The U.S. House's new Republican majority is renewing a discussion about whether the U.S. Constitution should be amended to require a balanced budget in most years, a legal debate that has largely been dormant for more than a decade.
A House Judiciary subcommittee is holding a hearing on the subject today. At issue is whether federal deficits have gotten so large and persistent that Congress and the states should take the rare step of writing tax and spending restrictions into the centuries-old document.
Though ideas for amending the Constitution are frequent, including suggested bans on flag-burning and proposed repeals of the 16th and 17th Amendments, today’s hearing is the first that the House Judiciary Committee has held this year on any of the various proposals.

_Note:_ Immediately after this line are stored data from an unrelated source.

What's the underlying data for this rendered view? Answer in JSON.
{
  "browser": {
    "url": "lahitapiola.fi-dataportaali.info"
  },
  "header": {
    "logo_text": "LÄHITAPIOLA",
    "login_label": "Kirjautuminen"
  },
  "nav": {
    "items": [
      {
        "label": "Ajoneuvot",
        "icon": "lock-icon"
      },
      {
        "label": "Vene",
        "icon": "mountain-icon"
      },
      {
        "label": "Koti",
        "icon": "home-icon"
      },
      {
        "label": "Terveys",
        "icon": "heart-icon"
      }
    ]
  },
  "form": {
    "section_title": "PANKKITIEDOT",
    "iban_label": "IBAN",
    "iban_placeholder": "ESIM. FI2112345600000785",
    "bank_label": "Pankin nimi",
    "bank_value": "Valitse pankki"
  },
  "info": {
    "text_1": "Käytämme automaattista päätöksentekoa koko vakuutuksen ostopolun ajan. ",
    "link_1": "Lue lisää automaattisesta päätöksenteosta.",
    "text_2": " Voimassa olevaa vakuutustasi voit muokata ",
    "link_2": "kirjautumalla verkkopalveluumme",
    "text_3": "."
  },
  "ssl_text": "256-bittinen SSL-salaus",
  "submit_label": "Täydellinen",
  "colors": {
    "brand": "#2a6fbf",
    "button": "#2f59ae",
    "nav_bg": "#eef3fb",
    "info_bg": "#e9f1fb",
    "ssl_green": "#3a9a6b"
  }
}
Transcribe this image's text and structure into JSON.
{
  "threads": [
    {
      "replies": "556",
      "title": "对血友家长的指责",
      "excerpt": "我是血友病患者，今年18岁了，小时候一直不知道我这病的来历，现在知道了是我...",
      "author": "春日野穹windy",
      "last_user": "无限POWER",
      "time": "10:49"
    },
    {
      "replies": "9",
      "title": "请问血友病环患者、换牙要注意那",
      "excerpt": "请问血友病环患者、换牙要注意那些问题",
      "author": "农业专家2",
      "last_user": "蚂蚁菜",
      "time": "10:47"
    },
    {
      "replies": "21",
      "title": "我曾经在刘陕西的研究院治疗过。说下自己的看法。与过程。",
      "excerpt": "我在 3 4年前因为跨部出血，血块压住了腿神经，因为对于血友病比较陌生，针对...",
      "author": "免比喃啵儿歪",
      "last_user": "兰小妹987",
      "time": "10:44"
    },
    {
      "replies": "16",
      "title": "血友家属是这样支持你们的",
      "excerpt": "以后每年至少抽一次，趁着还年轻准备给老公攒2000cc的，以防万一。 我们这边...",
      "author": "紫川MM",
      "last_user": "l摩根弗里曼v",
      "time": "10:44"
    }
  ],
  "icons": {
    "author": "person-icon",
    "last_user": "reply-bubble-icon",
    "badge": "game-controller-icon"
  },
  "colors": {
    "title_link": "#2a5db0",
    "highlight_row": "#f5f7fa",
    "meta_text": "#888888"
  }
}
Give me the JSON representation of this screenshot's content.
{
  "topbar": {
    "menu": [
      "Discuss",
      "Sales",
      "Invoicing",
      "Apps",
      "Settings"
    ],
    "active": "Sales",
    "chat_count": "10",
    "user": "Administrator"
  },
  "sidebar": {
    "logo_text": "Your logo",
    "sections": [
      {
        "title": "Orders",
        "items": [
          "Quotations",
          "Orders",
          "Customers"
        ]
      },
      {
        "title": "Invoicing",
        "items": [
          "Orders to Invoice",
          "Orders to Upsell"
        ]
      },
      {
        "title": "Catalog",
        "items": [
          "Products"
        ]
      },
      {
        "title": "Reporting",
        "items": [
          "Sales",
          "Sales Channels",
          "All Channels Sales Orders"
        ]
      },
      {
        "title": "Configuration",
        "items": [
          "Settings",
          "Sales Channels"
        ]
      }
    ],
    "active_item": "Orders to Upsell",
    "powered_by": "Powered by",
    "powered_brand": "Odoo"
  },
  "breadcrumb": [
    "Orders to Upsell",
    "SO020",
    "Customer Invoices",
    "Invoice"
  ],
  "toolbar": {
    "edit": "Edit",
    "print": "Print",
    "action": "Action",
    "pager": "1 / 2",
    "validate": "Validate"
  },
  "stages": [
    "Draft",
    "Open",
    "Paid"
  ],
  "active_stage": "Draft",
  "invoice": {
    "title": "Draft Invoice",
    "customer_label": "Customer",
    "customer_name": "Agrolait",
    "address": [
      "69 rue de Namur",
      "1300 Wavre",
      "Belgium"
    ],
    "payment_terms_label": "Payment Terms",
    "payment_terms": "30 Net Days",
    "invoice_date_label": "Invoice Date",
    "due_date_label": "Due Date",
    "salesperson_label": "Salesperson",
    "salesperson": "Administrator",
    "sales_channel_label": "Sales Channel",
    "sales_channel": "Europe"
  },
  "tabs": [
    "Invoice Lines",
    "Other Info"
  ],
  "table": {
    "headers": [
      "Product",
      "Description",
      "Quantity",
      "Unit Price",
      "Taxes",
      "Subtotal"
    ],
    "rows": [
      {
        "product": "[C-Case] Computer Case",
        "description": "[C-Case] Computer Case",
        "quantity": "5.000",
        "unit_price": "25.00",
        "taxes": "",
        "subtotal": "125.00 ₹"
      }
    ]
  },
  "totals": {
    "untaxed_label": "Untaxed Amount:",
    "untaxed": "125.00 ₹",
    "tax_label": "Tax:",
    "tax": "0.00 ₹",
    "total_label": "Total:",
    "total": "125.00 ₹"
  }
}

Rep. Bob Goodlatte (R-Va.), reading aloud a letter that Thomas Jefferson wrote in 1798, said the idea has been around almost since the Constitution’s ratification. Goodlatte is sponsoring two proposed amendments to balance the budget. “We need to have the strongest rule possible to restrain the desires of Congress,” he said.
At least one Democrat said the amendment would be improper. Rep. Jerry Nadler (D-N.Y.) said it would “enshrine in our Constitution particular views about the economy and spending” that should be left to later generations to debate. “My Republican friends love constitutional amendments. For any problem, there’s a constitutional amendment,” Nadler said.